Nel caso specifico sardo occorre poi considerare che gli stazzi, gli insediamenti rurali tipici, le cascine contadine, erano posti lontani dai centri abitati, ed in essi si conduceva una vita dura di lavoro non sempre ripagata correttamente dalla natura e dai proprietari terrieri; l’attenzione e l’impegno dovevano quindi essere “massimi” ed il medico non era proprio a due passi. Solo riflettendo con attenzione su queste condizioni si potrà comprendere e, forse, accettare questo agire, orribile sicuramente, di ieri… e di oggi.

Lugubri tradizioni che attraggono e sconvolgono, certo, ma occorre sempre anche analizzare il risvolto della medaglia: cosa e come fare quando ci si trova in condizioni estreme con un soggetto malato gravemente e in condizioni non più sopportabili dai familiari.
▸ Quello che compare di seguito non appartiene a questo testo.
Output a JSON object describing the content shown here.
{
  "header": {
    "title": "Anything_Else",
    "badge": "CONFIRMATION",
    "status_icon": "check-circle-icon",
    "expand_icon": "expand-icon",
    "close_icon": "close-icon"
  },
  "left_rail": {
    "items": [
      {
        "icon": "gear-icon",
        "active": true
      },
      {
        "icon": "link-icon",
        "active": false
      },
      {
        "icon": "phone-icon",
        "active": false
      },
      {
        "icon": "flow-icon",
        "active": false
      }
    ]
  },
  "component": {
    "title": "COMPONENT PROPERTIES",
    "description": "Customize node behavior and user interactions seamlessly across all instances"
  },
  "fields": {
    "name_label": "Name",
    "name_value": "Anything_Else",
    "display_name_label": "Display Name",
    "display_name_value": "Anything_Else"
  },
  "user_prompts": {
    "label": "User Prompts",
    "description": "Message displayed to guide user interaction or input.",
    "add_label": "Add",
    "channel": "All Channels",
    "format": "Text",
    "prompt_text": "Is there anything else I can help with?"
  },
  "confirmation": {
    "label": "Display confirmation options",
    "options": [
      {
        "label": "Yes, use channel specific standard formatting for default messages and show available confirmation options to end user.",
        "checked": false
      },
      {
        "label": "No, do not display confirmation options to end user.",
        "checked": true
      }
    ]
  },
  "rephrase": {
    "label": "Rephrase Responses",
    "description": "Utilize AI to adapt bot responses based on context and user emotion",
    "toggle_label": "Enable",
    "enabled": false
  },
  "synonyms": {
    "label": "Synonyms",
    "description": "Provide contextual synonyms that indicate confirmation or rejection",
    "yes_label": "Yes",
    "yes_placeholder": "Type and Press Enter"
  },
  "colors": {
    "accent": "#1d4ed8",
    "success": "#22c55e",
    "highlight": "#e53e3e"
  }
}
La morte fa parte della vita; pietà o crudeltà, indifferenza o comprensione anche!

Fonti: Internet, alcuni opuscoli, impressioni di visita al Museo.
La foto originale raffigurante il Museo con in basso a sinistra il letto ed a destra il “mazzolu” è di una cartolina di Pier Giacomo Pala, ma è stata elaborata al computer dallo scrivente per renderla più visibile e chiara.